Jeanette Barnes creates a paradoxical space where movement is drawn into stasis and yet the new dimension she opens on the flat paper is spilling with movement, rhythm and a vibration of its own.
Paul Brandford draws from the media, news and contemporary history, to freeze moments and hold them up to our scrutiny. They are reflexive, political, and yet the narrative is not determined; ultimately, they are a call for the viewer to position themselves.
Rebecca Lyne fragments and reconstructs the body, drawing from observation and mythology to fuel her exploration of the construction of meaning in two-dimensions and to suggest new ways of looking at ourselves.
Nan Qiao’s ethereal figures, laid bare for us to observe, seem to float and yet their level of connectedness and isolation becomes an integral part of the emotional resonance that each piece transmits.
Gabriel Schmitz often works with dancers and the gestural qualities of the drawing parallel the movement of the dancers. It is easy to imagine both the model and the artist in continual movement; an invitation for the viewer to participate in the choreography.
Emma Vidal takes her engagement with the world into a parallel realm creating a new mythological spere we recognise and yet know is the stuff of fictions, allowing us to re-evaluate the interactions of the characters on the drawn stage.

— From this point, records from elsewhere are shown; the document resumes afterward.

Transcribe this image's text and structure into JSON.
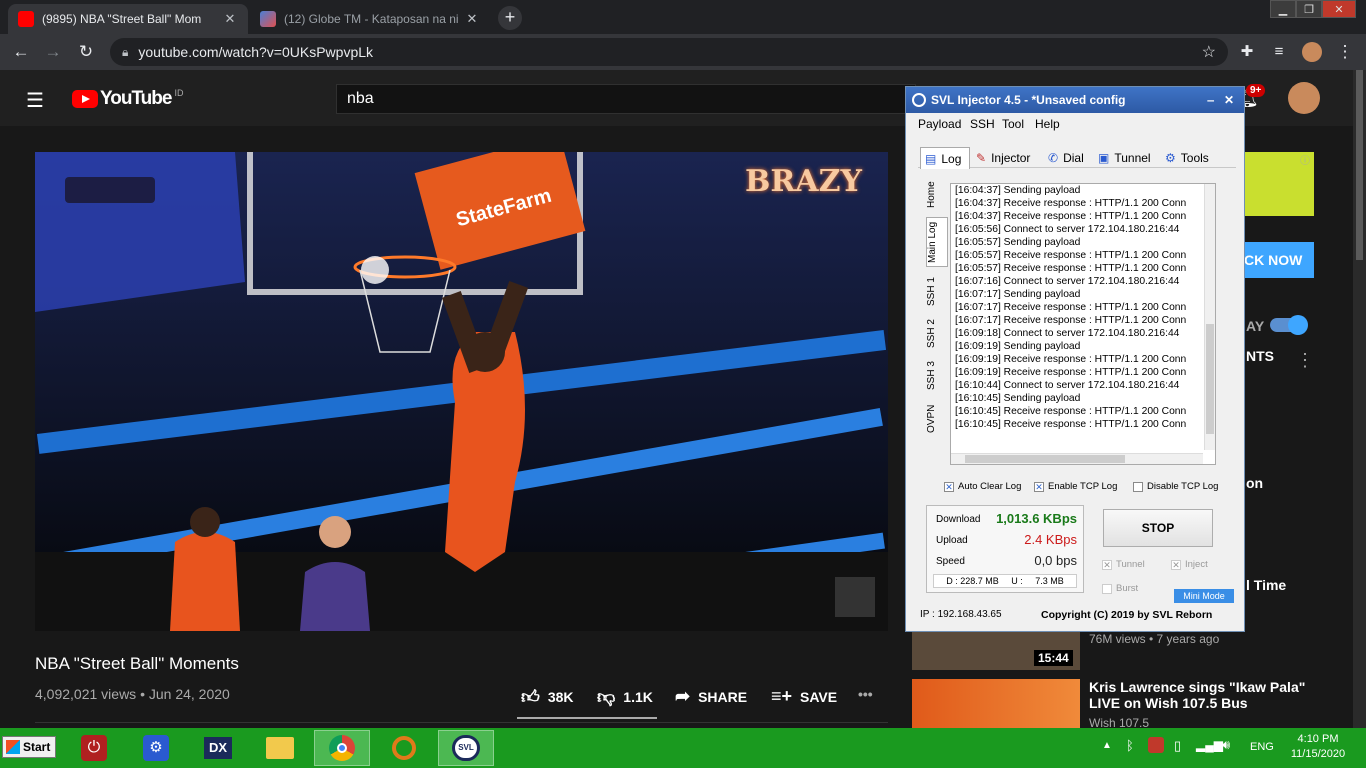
{
  "chrome": {
    "tabs": [
      {
        "title": "(9895) NBA \"Street Ball\" Mom",
        "active": true
      },
      {
        "title": "(12) Globe TM - Kataposan na ni",
        "active": false
      }
    ],
    "new_tab": "+",
    "url": "youtube.com/watch?v=0UKsPwpvpLk"
  },
  "youtube": {
    "logo": "YouTube",
    "logo_region": "ID",
    "search_value": "nba",
    "notification_badge": "9+",
    "video": {
      "title": "NBA \"Street Ball\" Moments",
      "views_date": "4,092,021 views • Jun 24, 2020",
      "likes": "38K",
      "dislikes": "1.1K",
      "share": "SHARE",
      "save": "SAVE",
      "more": "•••"
    },
    "overlay_text": {
      "brand": "BRAZY",
      "sponsor": "StateFarm"
    },
    "sidebar": {
      "ad_cta": "CK NOW",
      "autoplay_frag": "AY",
      "up_next_frag": "NTS",
      "item1_frag": "on",
      "item2_frag": "l Time",
      "item2_meta": "76M views • 7 years ago",
      "item2_duration": "15:44",
      "item3_title_line1": "Kris Lawrence sings \"Ikaw Pala\"",
      "item3_title_line2": "LIVE on Wish 107.5 Bus",
      "item3_channel": "Wish 107.5"
    }
  },
  "svl": {
    "title": "SVL Injector 4.5 - *Unsaved config",
    "menu": [
      "Payload",
      "SSH",
      "Tool",
      "Help"
    ],
    "tabs": [
      "Log",
      "Injector",
      "Dial",
      "Tunnel",
      "Tools"
    ],
    "side_tabs": [
      "Home",
      "Main Log",
      "SSH 1",
      "SSH 2",
      "SSH 3",
      "OVPN"
    ],
    "log": [
      "[16:04:37] Sending payload",
      "[16:04:37] Receive response : HTTP/1.1 200 Conn",
      "[16:04:37] Receive response : HTTP/1.1 200 Conn",
      "[16:05:56] Connect to server 172.104.180.216:44",
      "[16:05:57] Sending payload",
      "[16:05:57] Receive response : HTTP/1.1 200 Conn",
      "[16:05:57] Receive response : HTTP/1.1 200 Conn",
      "[16:07:16] Connect to server 172.104.180.216:44",
      "[16:07:17] Sending payload",
      "[16:07:17] Receive response : HTTP/1.1 200 Conn",
      "[16:07:17] Receive response : HTTP/1.1 200 Conn",
      "[16:09:18] Connect to server 172.104.180.216:44",
      "[16:09:19] Sending payload",
      "[16:09:19] Receive response : HTTP/1.1 200 Conn",
      "[16:09:19] Receive response : HTTP/1.1 200 Conn",
      "[16:10:44] Connect to server 172.104.180.216:44",
      "[16:10:45] Sending payload",
      "[16:10:45] Receive response : HTTP/1.1 200 Conn",
      "[16:10:45] Receive response : HTTP/1.1 200 Conn"
    ],
    "options": {
      "auto_clear": "Auto Clear Log",
      "enable_tcp": "Enable TCP Log",
      "disable_tcp": "Disable TCP Log"
    },
    "stats": {
      "download_label": "Download",
      "download_value": "1,013.6 KBps",
      "upload_label": "Upload",
      "upload_value": "2.4 KBps",
      "speed_label": "Speed",
      "speed_value": "0,0 bps",
      "totals": "D : 228.7 MB     U :     7.3 MB"
    },
    "stop": "STOP",
    "tunnel": "Tunnel",
    "inject": "Inject",
    "burst": "Burst",
    "mini_mode": "Mini Mode",
    "ip": "IP : 192.168.43.65",
    "copyright": "Copyright (C) 2019 by SVL Reborn"
  },
  "taskbar": {
    "start": "Start",
    "lang": "ENG",
    "time": "4:10 PM",
    "date": "11/15/2020"
  }
}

Drawing is an essential, foundational and illusively simple act. If painting can be understood as a direct bridge between the agency of the maker and the agency of the viewer, and consequently privileged as an embodied artform that straddles different ages, then drawing fulfils this at an even more primal level. Again, we find that drawing is a three-way path between the represented, the hand and the mind; maybe more accurately, a direct shortcut.
Drawn to Carbon shows six contemporary artists engaging with the flattening and the immediacy drawing offers, highlighting it as a vehicle for expressing both the strength and the fragility of the human condition.